Peter Selinger was kind enough to send this response:

Hi Mike,

your string diagrams are known as “sharing graphs” in the literature,
and are extremely well-studied. See e.g.

[1] Stefano Guerrini, A general theory of sharing graphs (1997)
http://citeseerx.ist.psu.edu/viewdoc/summary?doi=10.1.1.52.530

There is a reduction strategy on sharing graphs that is provably the
most efficient possible reduction strategy for lambda calculus; this
goes back to the work of Levy and Lamping (both cited in the above
paper).

Guerrini also gives an algebraic semantics of these sharing graphs,
see section 7. I don’t know whether it is related to your categorical
view.

I also like the book by Peyton-Jones:
[2] Simon Peyton Jones, The Implementation of Functional Programming
Languages (1987)
http://research.microsoft.com/en-us/um/people/simonpj/papers/slpj-book-1987/

It shows how to use sharing graphs as the basis for a practical
implementation of lazy programming languages. As far as I know, this
is still state-of-the-art and is used in the implementation of Haskell.
In keeping with the practical nature of the book, the sharing graphs
are represented in slightly different form (with syntactic variables
rather than backpointers), but this is of course equivalent.

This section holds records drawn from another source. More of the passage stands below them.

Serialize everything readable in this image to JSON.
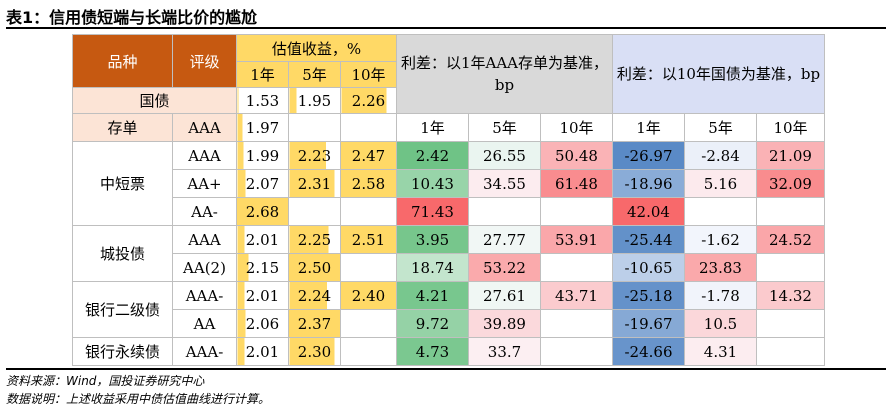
{
  "title": "表1：信用债短端与长端比价的尴尬",
  "header": {
    "variety": "品种",
    "rating": "评级",
    "yield_group": "估值收益，%",
    "spread_ck": "利差：以1年AAA存单为基准，bp",
    "spread_gov": "利差：以10年国债为基准，bp",
    "terms": [
      "1年",
      "5年",
      "10年"
    ]
  },
  "gov_row": {
    "label": "国债",
    "y": [
      "1.53",
      "1.95",
      "2.26"
    ],
    "yf": [
      0.02,
      0.14,
      0.82
    ]
  },
  "cd_row": {
    "label": "存单",
    "rating": "AAA",
    "y1": "1.97",
    "y1f": 0.1
  },
  "groups": [
    {
      "name": "中短票",
      "rows": [
        {
          "rating": "AAA",
          "y": [
            "1.99",
            "2.23",
            "2.47"
          ],
          "yf": [
            0.12,
            0.72,
            1.0
          ],
          "s1": [
            "2.42",
            "26.55",
            "50.48"
          ],
          "s2": [
            "-26.97",
            "-2.84",
            "21.09"
          ]
        },
        {
          "rating": "AA+",
          "y": [
            "2.07",
            "2.31",
            "2.58"
          ],
          "yf": [
            0.16,
            0.88,
            1.0
          ],
          "s1": [
            "10.43",
            "34.55",
            "61.48"
          ],
          "s2": [
            "-18.96",
            "5.16",
            "32.09"
          ]
        },
        {
          "rating": "AA-",
          "y": [
            "2.68",
            "",
            ""
          ],
          "yf": [
            1.0,
            0,
            0
          ],
          "s1": [
            "71.43",
            "",
            ""
          ],
          "s2": [
            "42.04",
            "",
            ""
          ]
        }
      ]
    },
    {
      "name": "城投债",
      "rows": [
        {
          "rating": "AAA",
          "y": [
            "2.01",
            "2.25",
            "2.51"
          ],
          "yf": [
            0.14,
            0.76,
            1.0
          ],
          "s1": [
            "3.95",
            "27.77",
            "53.91"
          ],
          "s2": [
            "-25.44",
            "-1.62",
            "24.52"
          ]
        },
        {
          "rating": "AA(2)",
          "y": [
            "2.15",
            "2.50",
            ""
          ],
          "yf": [
            0.22,
            1.0,
            0
          ],
          "s1": [
            "18.74",
            "53.22",
            ""
          ],
          "s2": [
            "-10.65",
            "23.83",
            ""
          ]
        }
      ]
    },
    {
      "name": "银行二级债",
      "rows": [
        {
          "rating": "AAA-",
          "y": [
            "2.01",
            "2.24",
            "2.40"
          ],
          "yf": [
            0.14,
            0.74,
            1.0
          ],
          "s1": [
            "4.21",
            "27.61",
            "43.71"
          ],
          "s2": [
            "-25.18",
            "-1.78",
            "14.32"
          ]
        },
        {
          "rating": "AA",
          "y": [
            "2.06",
            "2.37",
            ""
          ],
          "yf": [
            0.16,
            1.0,
            0
          ],
          "s1": [
            "9.72",
            "39.89",
            ""
          ],
          "s2": [
            "-19.67",
            "10.5",
            ""
          ]
        }
      ]
    },
    {
      "name": "银行永续债",
      "rows": [
        {
          "rating": "AAA-",
          "y": [
            "2.01",
            "2.30",
            ""
          ],
          "yf": [
            0.14,
            0.88,
            0
          ],
          "s1": [
            "4.73",
            "33.7",
            ""
          ],
          "s2": [
            "-24.66",
            "4.31",
            ""
          ]
        }
      ]
    }
  ],
  "source": "资料来源：Wind，国投证券研究中心",
  "note": "数据说明：上述收益采用中债估值曲线进行计算。"
}
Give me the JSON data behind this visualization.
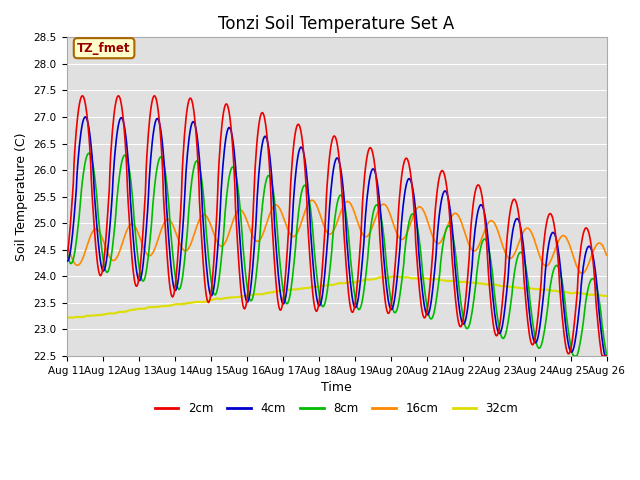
{
  "title": "Tonzi Soil Temperature Set A",
  "xlabel": "Time",
  "ylabel": "Soil Temperature (C)",
  "ylim": [
    22.5,
    28.5
  ],
  "colors": {
    "2cm": "#EE0000",
    "4cm": "#0000CC",
    "8cm": "#00BB00",
    "16cm": "#FF8800",
    "32cm": "#DDDD00"
  },
  "legend_labels": [
    "2cm",
    "4cm",
    "8cm",
    "16cm",
    "32cm"
  ],
  "annotation_text": "TZ_fmet",
  "annotation_bg": "#FFFFCC",
  "annotation_border": "#AA6600",
  "background_color": "#E0E0E0",
  "grid_color": "#FFFFFF",
  "title_fontsize": 12,
  "axis_fontsize": 9,
  "tick_fontsize": 7.5,
  "x_tick_labels": [
    "Aug 11",
    "Aug 12",
    "Aug 13",
    "Aug 14",
    "Aug 15",
    "Aug 16",
    "Aug 17",
    "Aug 18",
    "Aug 19",
    "Aug 20",
    "Aug 21",
    "Aug 22",
    "Aug 23",
    "Aug 24",
    "Aug 25",
    "Aug 26"
  ],
  "yticks": [
    22.5,
    23.0,
    23.5,
    24.0,
    24.5,
    25.0,
    25.5,
    26.0,
    26.5,
    27.0,
    27.5,
    28.0,
    28.5
  ]
}
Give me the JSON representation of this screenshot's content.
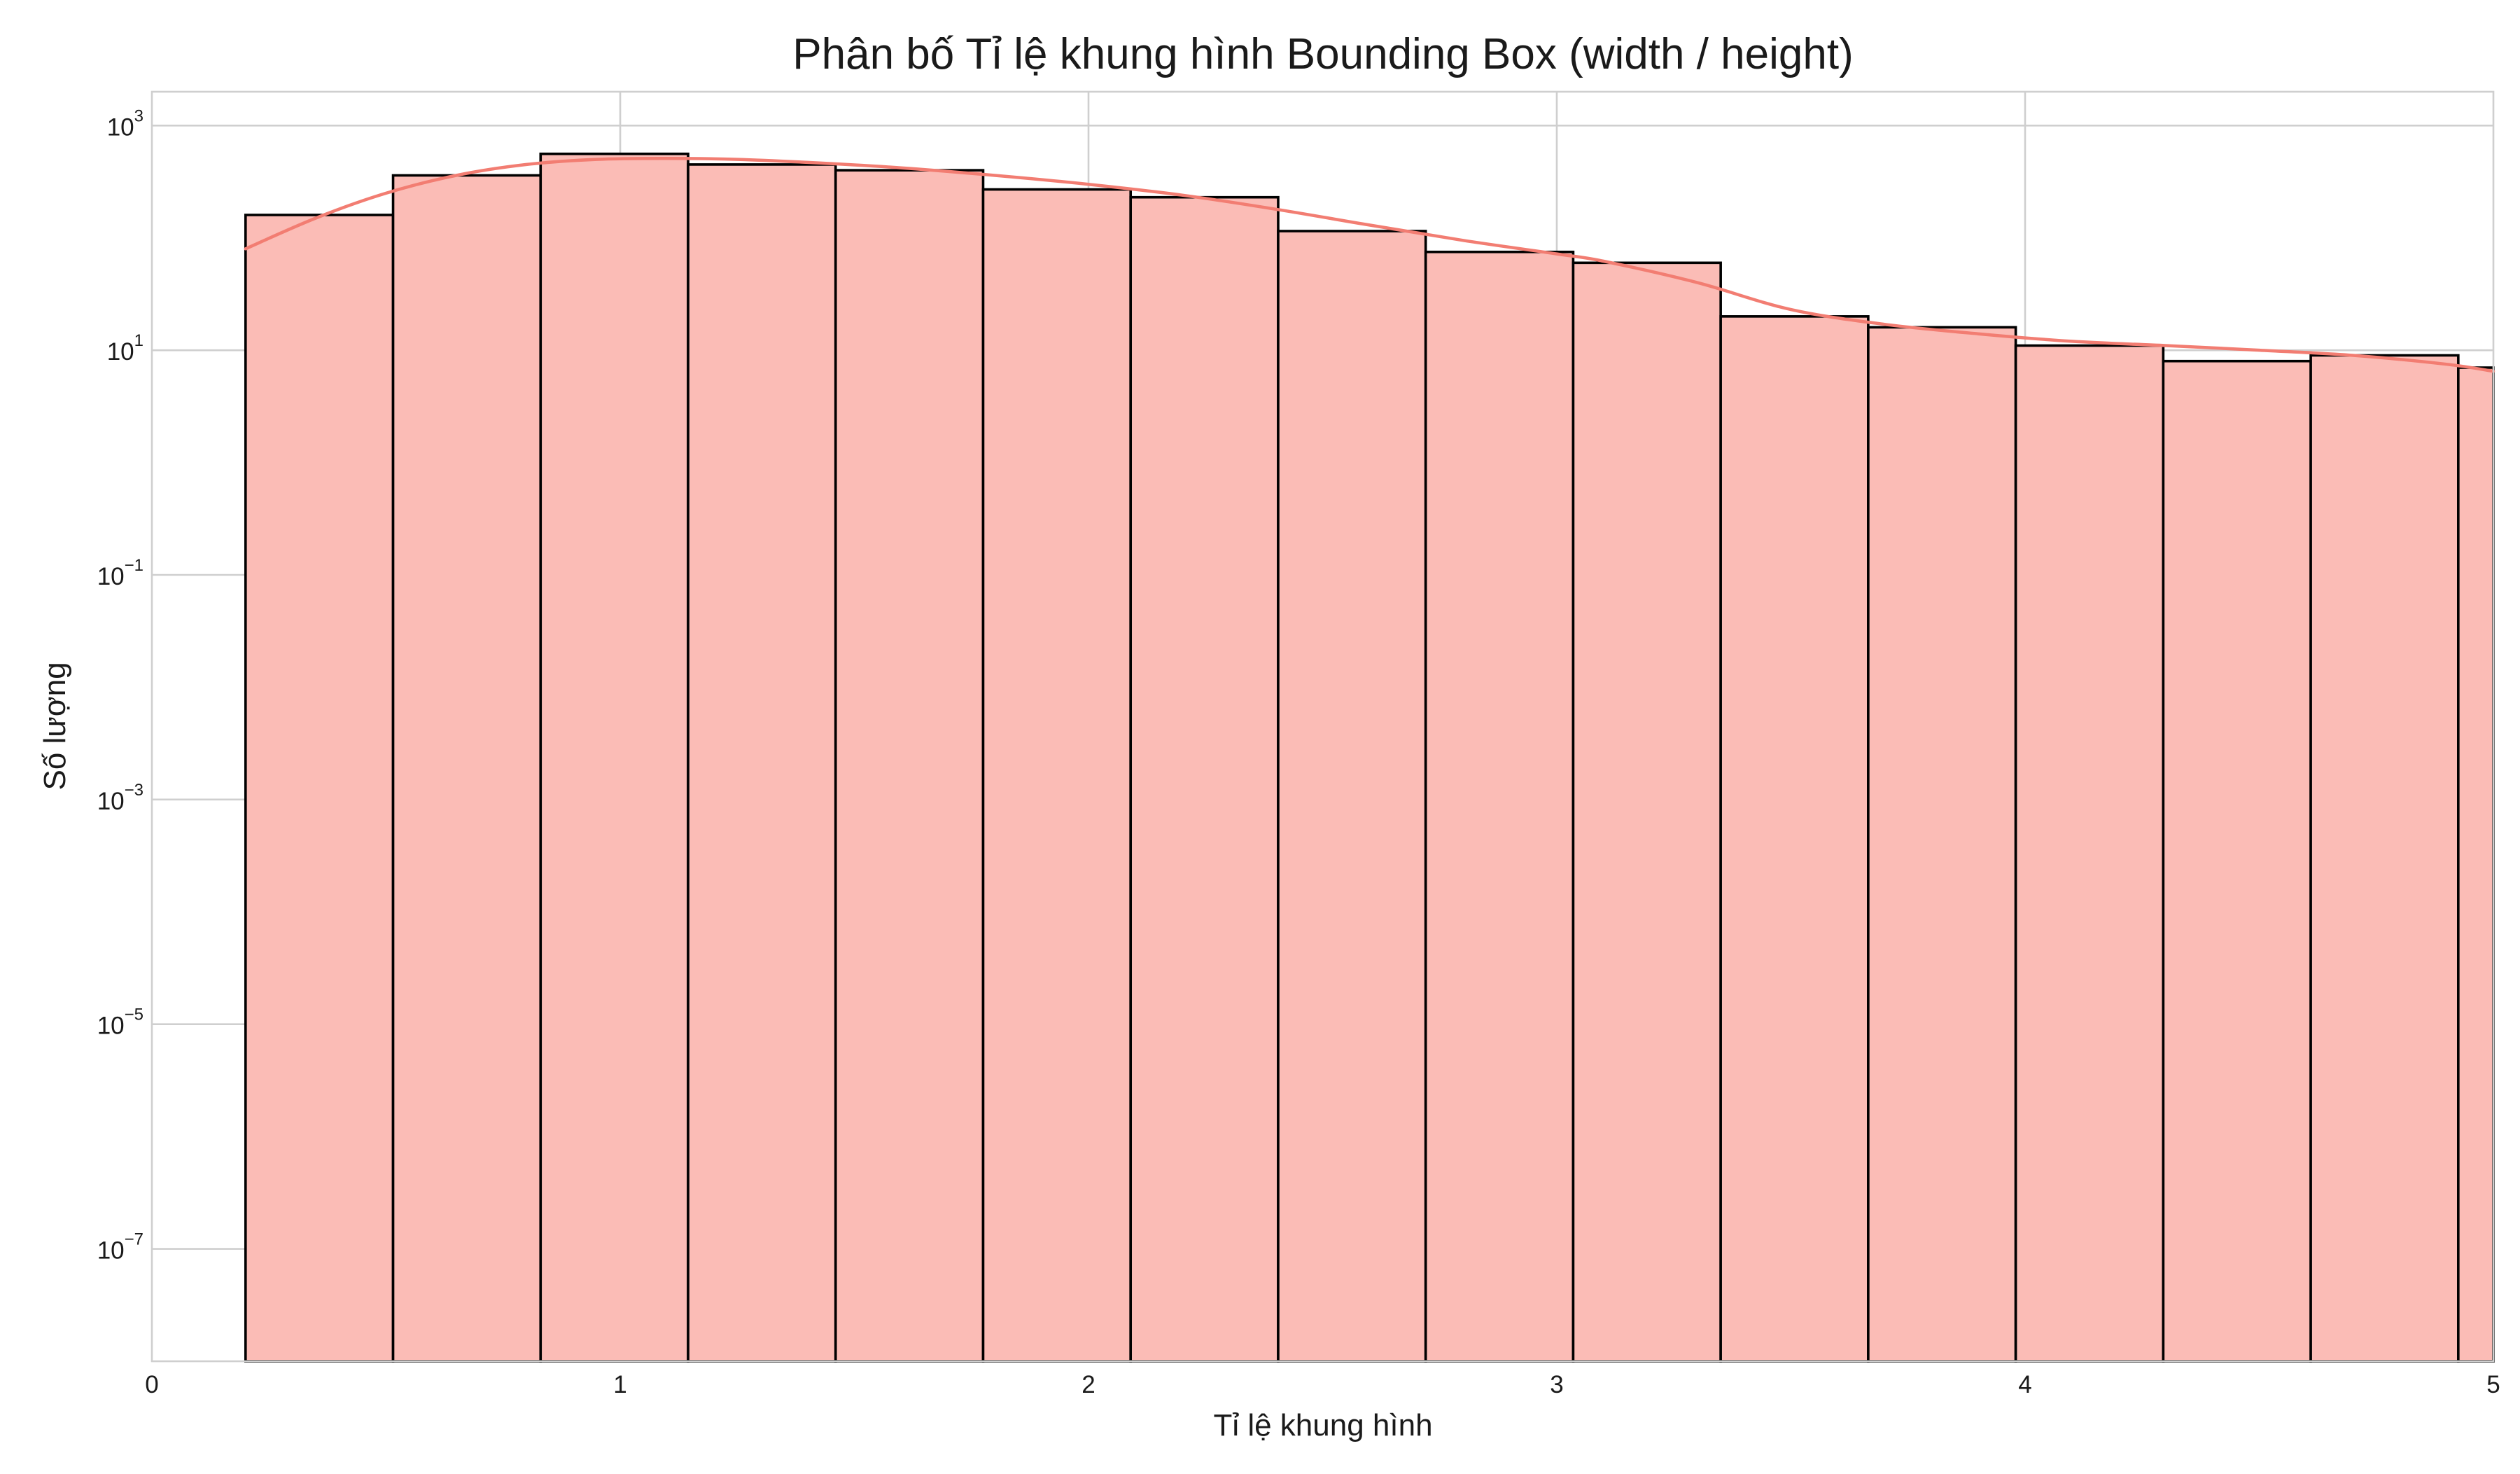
{
  "chart_data": {
    "type": "bar",
    "subtype": "histogram-with-kde",
    "title": "Phân bố Tỉ lệ khung hình Bounding Box (width / height)",
    "xlabel": "Tỉ lệ khung hình",
    "ylabel": "Số lượng",
    "xlim": [
      0,
      5
    ],
    "ylim": [
      1e-08,
      2000
    ],
    "yscale": "log",
    "grid": true,
    "legend": "none",
    "x_ticks": [
      "0",
      "1",
      "2",
      "3",
      "4",
      "5"
    ],
    "y_ticks": [
      {
        "base": "10",
        "exp": "3",
        "value": 1000
      },
      {
        "base": "10",
        "exp": "1",
        "value": 10
      },
      {
        "base": "10",
        "exp": "−1",
        "value": 0.1
      },
      {
        "base": "10",
        "exp": "−3",
        "value": 0.001
      },
      {
        "base": "10",
        "exp": "−5",
        "value": 1e-05
      },
      {
        "base": "10",
        "exp": "−7",
        "value": 1e-07
      }
    ],
    "bin_edges": [
      0.2,
      0.515,
      0.83,
      1.145,
      1.46,
      1.775,
      2.09,
      2.405,
      2.72,
      3.035,
      3.35,
      3.665,
      3.98,
      4.295,
      4.61,
      4.925,
      5.24
    ],
    "counts": [
      160,
      360,
      560,
      450,
      400,
      270,
      230,
      115,
      75,
      60,
      20,
      16,
      11,
      8,
      9,
      7
    ],
    "kde": {
      "x": [
        0.2,
        0.35,
        0.5,
        0.65,
        0.8,
        0.95,
        1.1,
        1.25,
        1.4,
        1.6,
        1.8,
        2.0,
        2.2,
        2.4,
        2.6,
        2.8,
        3.0,
        3.1,
        3.3,
        3.5,
        3.7,
        3.9,
        4.1,
        4.3,
        4.5,
        4.7,
        4.9,
        5.0
      ],
      "y": [
        80,
        150,
        250,
        360,
        450,
        500,
        510,
        500,
        470,
        420,
        360,
        300,
        240,
        180,
        130,
        95,
        72,
        62,
        40,
        23,
        17,
        14,
        12,
        11,
        10,
        9,
        7.5,
        6.5
      ]
    },
    "colors": {
      "bar_fill": "#fbbcb6",
      "bar_edge": "#000000",
      "kde_line": "#f27d72",
      "grid": "#cfcfcf"
    }
  }
}
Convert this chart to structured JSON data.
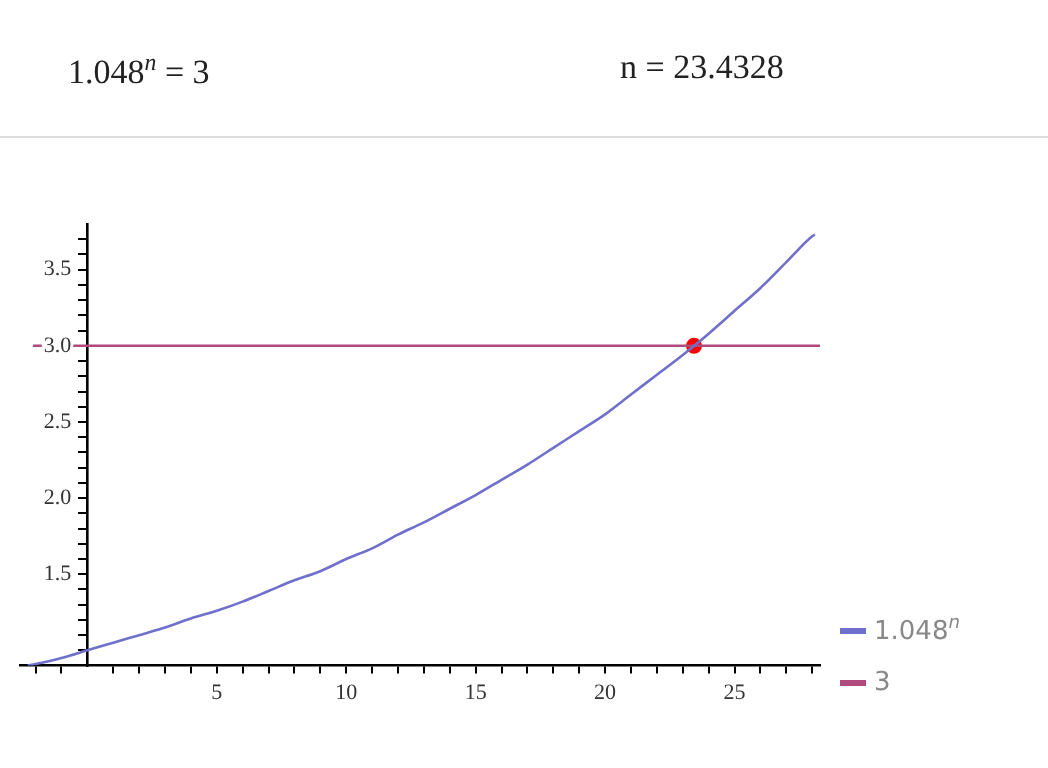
{
  "chart_data": {
    "type": "line",
    "title": "1.048$^{n}$ = 3",
    "annotations": [
      "n = 23.4328"
    ],
    "xlim": [
      -2.6,
      28.3
    ],
    "ylim": [
      0.9,
      3.8
    ],
    "xticks": [
      {
        "value": -2,
        "label": null
      },
      {
        "value": -1,
        "label": null
      },
      {
        "value": 1,
        "label": null
      },
      {
        "value": 2,
        "label": null
      },
      {
        "value": 3,
        "label": null
      },
      {
        "value": 4,
        "label": null
      },
      5,
      {
        "value": 6,
        "label": null
      },
      {
        "value": 7,
        "label": null
      },
      {
        "value": 8,
        "label": null
      },
      {
        "value": 9,
        "label": null
      },
      10,
      {
        "value": 11,
        "label": null
      },
      {
        "value": 12,
        "label": null
      },
      {
        "value": 13,
        "label": null
      },
      {
        "value": 14,
        "label": null
      },
      15,
      {
        "value": 16,
        "label": null
      },
      {
        "value": 17,
        "label": null
      },
      {
        "value": 18,
        "label": null
      },
      {
        "value": 19,
        "label": null
      },
      20,
      {
        "value": 21,
        "label": null
      },
      {
        "value": 22,
        "label": null
      },
      {
        "value": 23,
        "label": null
      },
      {
        "value": 24,
        "label": null
      },
      25,
      {
        "value": 26,
        "label": null
      },
      {
        "value": 27,
        "label": null
      },
      {
        "value": 28,
        "label": null
      }
    ],
    "yticks": [
      {
        "value": 1.0,
        "label": null
      },
      {
        "value": 1.1,
        "label": null
      },
      {
        "value": 1.2,
        "label": null
      },
      {
        "value": 1.3,
        "label": null
      },
      {
        "value": 1.4,
        "label": null
      },
      1.5,
      {
        "value": 1.6,
        "label": null
      },
      {
        "value": 1.7,
        "label": null
      },
      {
        "value": 1.8,
        "label": null
      },
      {
        "value": 1.9,
        "label": null
      },
      {
        "value": 2.0,
        "label": "2.0"
      },
      {
        "value": 2.1,
        "label": null
      },
      {
        "value": 2.2,
        "label": null
      },
      {
        "value": 2.3,
        "label": null
      },
      {
        "value": 2.4,
        "label": null
      },
      2.5,
      {
        "value": 2.6,
        "label": null
      },
      {
        "value": 2.7,
        "label": null
      },
      {
        "value": 2.8,
        "label": null
      },
      {
        "value": 2.9,
        "label": null
      },
      {
        "value": 3.0,
        "label": "3.0"
      },
      {
        "value": 3.1,
        "label": null
      },
      {
        "value": 3.2,
        "label": null
      },
      {
        "value": 3.3,
        "label": null
      },
      {
        "value": 3.4,
        "label": null
      },
      3.5,
      {
        "value": 3.6,
        "label": null
      },
      {
        "value": 3.7,
        "label": null
      }
    ],
    "grid": false,
    "legend": "bottom right",
    "marker": "none",
    "series": [
      {
        "name": "1.048$^{n}$",
        "color": "#6f70cc",
        "x": [
          -2.3,
          -2,
          -1,
          0,
          1,
          2,
          3,
          4,
          5,
          6,
          7,
          8,
          9,
          10,
          11,
          12,
          13,
          14,
          15,
          16,
          17,
          18,
          19,
          20,
          21,
          22,
          23,
          24,
          25,
          26,
          27,
          28,
          28.1
        ],
        "values": [
          0.9,
          0.91,
          0.95,
          1.0,
          1.05,
          1.1,
          1.15,
          1.21,
          1.26,
          1.32,
          1.39,
          1.46,
          1.52,
          1.6,
          1.67,
          1.76,
          1.84,
          1.93,
          2.02,
          2.12,
          2.22,
          2.33,
          2.44,
          2.55,
          2.68,
          2.81,
          2.94,
          3.08,
          3.23,
          3.38,
          3.55,
          3.72,
          3.73
        ]
      },
      {
        "name": "3",
        "color": "#b04a7c",
        "x": [
          -2.1,
          28.3
        ],
        "values": [
          3,
          3
        ]
      },
      {
        "type": "scatter",
        "color": "#ff0000",
        "marker": "circle",
        "x": [
          23.4328
        ],
        "values": [
          3
        ]
      }
    ]
  }
}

As for the categorical semantics, what you have in mind is a kind of
abstract syntax with variable binding. To put this into perspective,
the semantics of ordinary abstract syntax (i.e., without variable
binding), is given by an object A in a cartesian category, together
with interpretations for each n-ary function symbol f : A^n -> A. One
can then inductively define the interpretation of terms, speak of the
free such object, etc.

Things get slightly more complicated if one adds variable binding to
this picture. This has also been studied, though perhaps not in the
same form as you are proposing. Perhaps the closest to your approach
is

[3] Martin Hofmann, Semantical analysis of higher-order abstract
syntax (1999)
http://citeseerx.ist.psu.edu/viewdoc/summary?doi=10.1.1.46.4082

Here one has var : V -> T, app : T x T -> T, and lam : (V => T) -> T
(see top of p.9, with the obvious changes in notation). You will note
the use of a function space (V => T) in place of your cartesian
product V^* x T.

Another very similar paper is

[4] M.P.Fiore, G.D.Plotkin and D.Turi. Abstract syntax and variable binding (1999)
http://citeseerx.ist.psu.edu/showciting?cid=198434
http://www.cl.cam.ac.uk/~mpf23/papers/Types/Types.html

Here, one has var : V -> T, app : TxT -> T, and lam : delta T -> T (as
contained e.g. in the commutative diagram on p.6). Again, delta T is
something akin to the function space V => T, but is also isomorphic,
in a suitable sense, to T => T, as far as I remember (this is
important for substitution, see below).

A third, technically slightly different (but conceptually similar)
approach to abstract syntax with variable binders is:

[5] Murdoch J. Gabbay, Andrew M. Pitts: A new approach to abstract syntax
with variable binding (1999)
http://citeseerx.ist.psu.edu/viewdoc/summary?doi=10.1.1.38.9383

[6] Murdoch J. Gabbay, Andrew M. Pitts: A new approach to abstract
syntax with variable binding (2002)
http://citeseerx.ist.psu.edu/viewdoc/summary?doi=10.1.1.62.9845

See especially the second-to-last line of [6, p.356], and you
immediately see the similarity. Their [A]T operation is akin to
V => T in [3] and delta T in [4].

It is fun to note that [3-5] all appeared (independently) in the same
conference in 1999. Semantics of variable binders was clearly a
pressing problem that year.

I can comment briefly on the main difference between these works and
what you are proposing. One thing that is important in syntax is
substitution (of a term for a variable). In fact, in the usual
abstract syntax (without binders), a term with n variables is
represented as a morphism A^n -> A. This is useful for substitution:
namely, if f : A x A^n -> A represents the term t(x,y_1,…,y_n) and
g : A^n -> A represents s(y_1,…,y_n), then f o represents
t[s/x].

In the presence of variables, a term with n variables is represented
as 1 -> V*^n x T (in your notation). However, for reasons of
substitution, one would still like this hom-set to be in 1-1
correspondence with T^n -> T. Somehow this is what the papers [3-6]
manage to do, each in their own way.

I hope these references will be useful. It would be great if you had a
more abstract monoidal framework of which the particular constructions
in [3-6] are concrete examples. I have always wondered about the
precise connection between [3-6], and whether there is a bigger
picture.

Good luck, and let me know how it goes! — Peter